The news that Suella Braverman has finally been sacked as the UK’s home secretary is cause for rejoicing.
Braverman spent most of last week pressuring the police to ban Saturday’s march calling for a ceasefire in Gaza. She previously characterised the weekly demonstrations for peace as “hate marches”.
On Saturday, it was clear that the only “hate march” in central London was at the Cenotaph as far-right extremists “polluted” Armistice Day, action incited and enabled by Braverman.
From what I witnessed, Braverman never bothered to disguise her affinity for the far right. She seemed to build a career on hate directed primarily but not exclusively against refugees and asylum seekers. She has “obsessed” about deporting asylum seekers to Rwanda. She has put asylum seekers onto the Legionella-contaminated Bibby Stockholm. She has taken up the language of the far right to describe asylum seekers as “swarms”, “invaders” and “criminals”. She even refused to moderate her language against asylum seekers when Holocaust survivor Joan Salter said such language was dehumanising.
But Braverman’s recent attempt to deny rough sleepers the comfort of a tent showed that her hatred for the desperate went beyond asylum seekers and refugees.
Hopefully, the dustbin of history awaits Braverman.

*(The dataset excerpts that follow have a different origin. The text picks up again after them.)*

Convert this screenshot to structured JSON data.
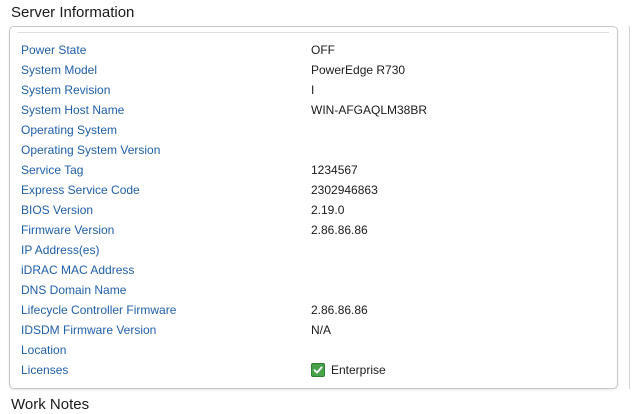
{
  "section": {
    "title": "Server Information",
    "next_title": "Work Notes"
  },
  "rows": [
    {
      "label": "Power State",
      "value": "OFF"
    },
    {
      "label": "System Model",
      "value": "PowerEdge R730"
    },
    {
      "label": "System Revision",
      "value": "I"
    },
    {
      "label": "System Host Name",
      "value": "WIN-AFGAQLM38BR"
    },
    {
      "label": "Operating System",
      "value": ""
    },
    {
      "label": "Operating System Version",
      "value": ""
    },
    {
      "label": "Service Tag",
      "value": "1234567"
    },
    {
      "label": "Express Service Code",
      "value": "2302946863"
    },
    {
      "label": "BIOS Version",
      "value": "2.19.0"
    },
    {
      "label": "Firmware Version",
      "value": "2.86.86.86"
    },
    {
      "label": "IP Address(es)",
      "value": ""
    },
    {
      "label": "iDRAC MAC Address",
      "value": ""
    },
    {
      "label": "DNS Domain Name",
      "value": ""
    },
    {
      "label": "Lifecycle Controller Firmware",
      "value": "2.86.86.86"
    },
    {
      "label": "IDSDM Firmware Version",
      "value": "N/A"
    },
    {
      "label": "Location",
      "value": ""
    },
    {
      "label": "Licenses",
      "value": "Enterprise",
      "icon": "check-icon"
    }
  ],
  "colors": {
    "label": "#1f5ea8",
    "value": "#1a1a1a",
    "check": "#4aa24a"
  }
}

She has polluted the Home Office for long enough.
Good riddance to the very worst home secretary the UK has had – so far.
Sasha Simic
London
Time to show that we are a country that cares
Cue more warfare in the battle for the heart and soul of the Conservative Party.
Hopefully, the new home secretary will create an asylum system run on a not-for-profit principle, one that uses public funds to improve services that all of us, including people seeking asylum, rely on. A system that strengthens local authorities to ensure that every person seeking safety is housed in decent, community-based accommodation. A system in which no person seeking safety is detained, and a system that recognises everyone’s right to seek refuge away from persecution.
Geoffrey Brooking
Havant
Return of the (you must be jo)king
Having given most of the party interns a short go at playing politics it seems rather odd that the architect of the UK’s demise should suddenly be made foreign secretary.

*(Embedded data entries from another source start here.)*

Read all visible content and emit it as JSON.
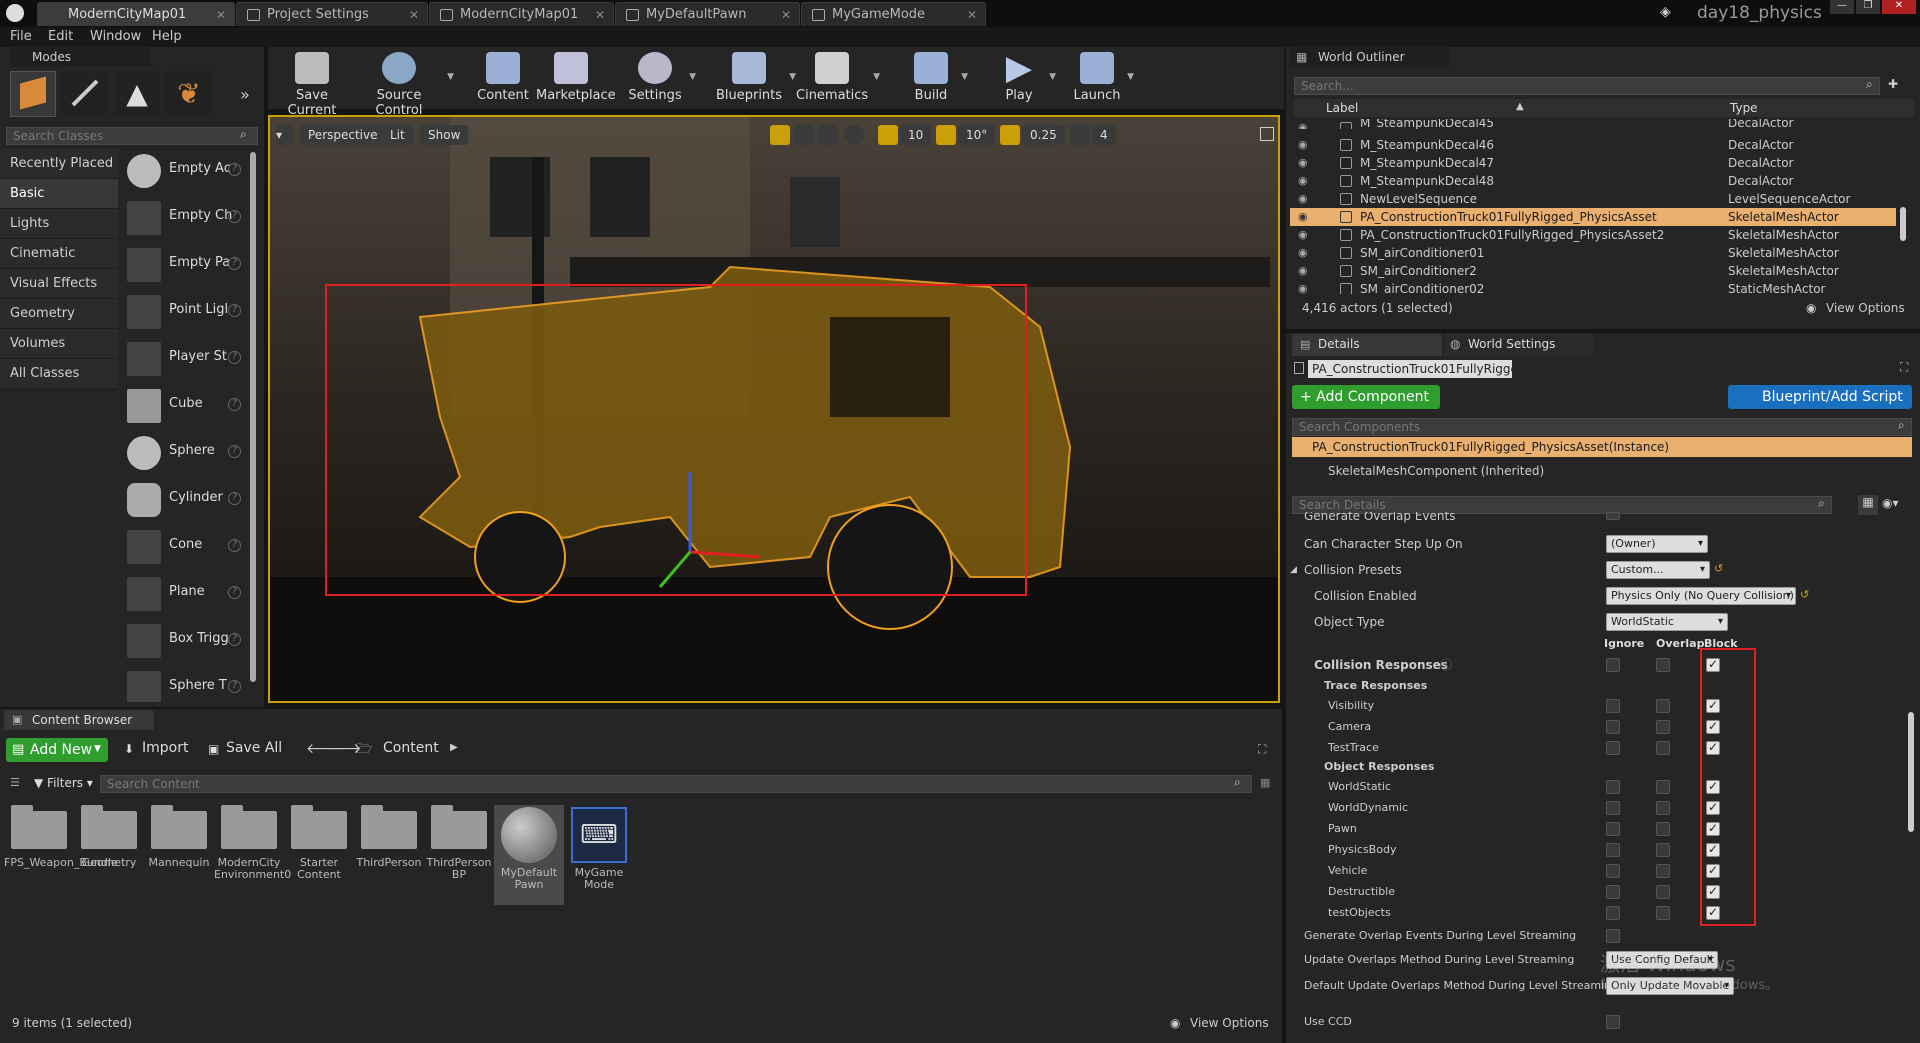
{
  "tabs": [
    {
      "label": "ModernCityMap01",
      "active": true
    },
    {
      "label": "Project Settings",
      "active": false
    },
    {
      "label": "ModernCityMap01",
      "active": false
    },
    {
      "label": "MyDefaultPawn",
      "active": false
    },
    {
      "label": "MyGameMode",
      "active": false
    }
  ],
  "project_name": "day18_physics",
  "menu": [
    "File",
    "Edit",
    "Window",
    "Help"
  ],
  "modes": {
    "title": "Modes",
    "search_placeholder": "Search Classes",
    "categories": [
      "Recently Placed",
      "Basic",
      "Lights",
      "Cinematic",
      "Visual Effects",
      "Geometry",
      "Volumes",
      "All Classes"
    ],
    "items": [
      "Empty Ac",
      "Empty Ch",
      "Empty Pa",
      "Point Ligl",
      "Player St",
      "Cube",
      "Sphere",
      "Cylinder",
      "Cone",
      "Plane",
      "Box Trigg",
      "Sphere T"
    ]
  },
  "toolbar": [
    "Save Current",
    "Source Control",
    "Content",
    "Marketplace",
    "Settings",
    "Blueprints",
    "Cinematics",
    "Build",
    "Play",
    "Launch"
  ],
  "viewport": {
    "perspective": "Perspective",
    "lit": "Lit",
    "show": "Show",
    "grid": "10",
    "angle": "10°",
    "scale": "0.25",
    "cam": "4"
  },
  "outliner": {
    "title": "World Outliner",
    "search_placeholder": "Search...",
    "col_label": "Label",
    "col_type": "Type",
    "rows": [
      {
        "label": "M_SteampunkDecal45",
        "type": "DecalActor"
      },
      {
        "label": "M_SteampunkDecal46",
        "type": "DecalActor"
      },
      {
        "label": "M_SteampunkDecal47",
        "type": "DecalActor"
      },
      {
        "label": "M_SteampunkDecal48",
        "type": "DecalActor"
      },
      {
        "label": "NewLevelSequence",
        "type": "LevelSequenceActor"
      },
      {
        "label": "PA_ConstructionTruck01FullyRigged_PhysicsAsset",
        "type": "SkeletalMeshActor"
      },
      {
        "label": "PA_ConstructionTruck01FullyRigged_PhysicsAsset2",
        "type": "SkeletalMeshActor"
      },
      {
        "label": "SM_airConditioner01",
        "type": "SkeletalMeshActor"
      },
      {
        "label": "SM_airConditioner2",
        "type": "SkeletalMeshActor"
      },
      {
        "label": "SM_airConditioner02",
        "type": "StaticMeshActor"
      }
    ],
    "status": "4,416 actors (1 selected)",
    "view_options": "View Options"
  },
  "details": {
    "tab_details": "Details",
    "tab_world_settings": "World Settings",
    "actor_name": "PA_ConstructionTruck01FullyRigge",
    "add_component": "+ Add Component",
    "blueprint": "Blueprint/Add Script",
    "search_components": "Search Components",
    "instance": "PA_ConstructionTruck01FullyRigged_PhysicsAsset(Instance)",
    "component": "SkeletalMeshComponent (Inherited)",
    "search_details": "Search Details",
    "generate_overlap": "Generate Overlap Events",
    "step_up": "Can Character Step Up On",
    "step_up_val": "(Owner)",
    "presets": "Collision Presets",
    "presets_val": "Custom...",
    "enabled": "Collision Enabled",
    "enabled_val": "Physics Only (No Query Collision)",
    "object_type": "Object Type",
    "object_type_val": "WorldStatic",
    "col_ignore": "Ignore",
    "col_overlap": "Overlap",
    "col_block": "Block",
    "responses": "Collision Responses",
    "trace": "Trace Responses",
    "trace_items": [
      "Visibility",
      "Camera",
      "TestTrace"
    ],
    "object": "Object Responses",
    "object_items": [
      "WorldStatic",
      "WorldDynamic",
      "Pawn",
      "PhysicsBody",
      "Vehicle",
      "Destructible",
      "testObjects"
    ],
    "gen_streaming": "Generate Overlap Events During Level Streaming",
    "update_method": "Update Overlaps Method During Level Streaming",
    "update_method_val": "Use Config Default",
    "default_update": "Default Update Overlaps Method During Level Streaming",
    "default_update_val": "Only Update Movable",
    "use_ccd": "Use CCD"
  },
  "content_browser": {
    "title": "Content Browser",
    "add_new": "Add New",
    "import": "Import",
    "save_all": "Save All",
    "path": "Content",
    "filters": "Filters",
    "search_placeholder": "Search Content",
    "assets": [
      "FPS_Weapon_Bundle",
      "Geometry",
      "Mannequin",
      "ModernCity Environment0",
      "Starter Content",
      "ThirdPerson",
      "ThirdPerson BP",
      "MyDefault Pawn",
      "MyGame Mode"
    ],
    "status": "9 items (1 selected)",
    "view_options": "View Options"
  },
  "watermark": "激活 Windows",
  "watermark_sub": "转到\"设置\"以激活 Windows。",
  "colors": {
    "selected": "#e9b06f",
    "add_green": "#2f9e2f",
    "blueprint_blue": "#1a6fbf",
    "highlight_red": "#e02020",
    "selection_orange": "#e0a020"
  }
}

Cameron was considered a lightweight by the US, treated with contempt in Europe, and looked at with passing interest by the extreme regimes he sought to blindly appease.

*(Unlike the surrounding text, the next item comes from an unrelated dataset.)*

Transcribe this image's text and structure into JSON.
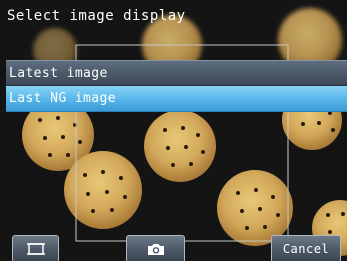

Every time the UK government seems to have reached rock bottom, someone playing grown-ups manages to go deeper.
Matt Minshall
Brittany
Ghost of cabinets past
In Dickens’ novel seven years after his death, Jacob Marley arrives in the night dragging his chains and money chests with him to warn Scrooge to change or to simply end up like him. Seven years after his demise David Cameron arrives at Downing Street encumbered by the chains of Brexit and, no doubt, weighed down with more than a little loose change in his pockets. A Christmas Carol is a fictional work, albeit with a real-world message, but if I were Rishi Sunak I would avoid any sleep until the new year. Boris Johnson, Suella Braverman and Elon Musk are already in the wings for their three scary, ghostly appearances.
Dickens’ message spoke loud and clear as a warning about selfishness, ignorance and the callousness of the society around him. I’m sure there are many rightly preaching the same message today. I suggest that someone buys Keir Starmer a copy for Christmas just to awaken his awareness of the task ahead. The millions of “Cratchit families” in this country and across the planet urgently need a change of direction and a Scrooge-like conversion. Our country and planet are crying out for change.
John Dillon
Birmingham
Right to be wrong
Braverman may be right about the Met Police not being entirely, evenhanded... just not in the way she thinks.
Based on Braverman’s recent words, I would argue that the Met should be talking to her about incitement to racial hatred, which is an offence under the Public Order Act, as home secretary, she should be more than aware of that.
And just why do politicians feel the need to use newspapers to put across their views in “op-eds”?
It is just not the right forum. Newspapers should not let themselves be hijacked as mouthpieces, regardless of their own political leanings.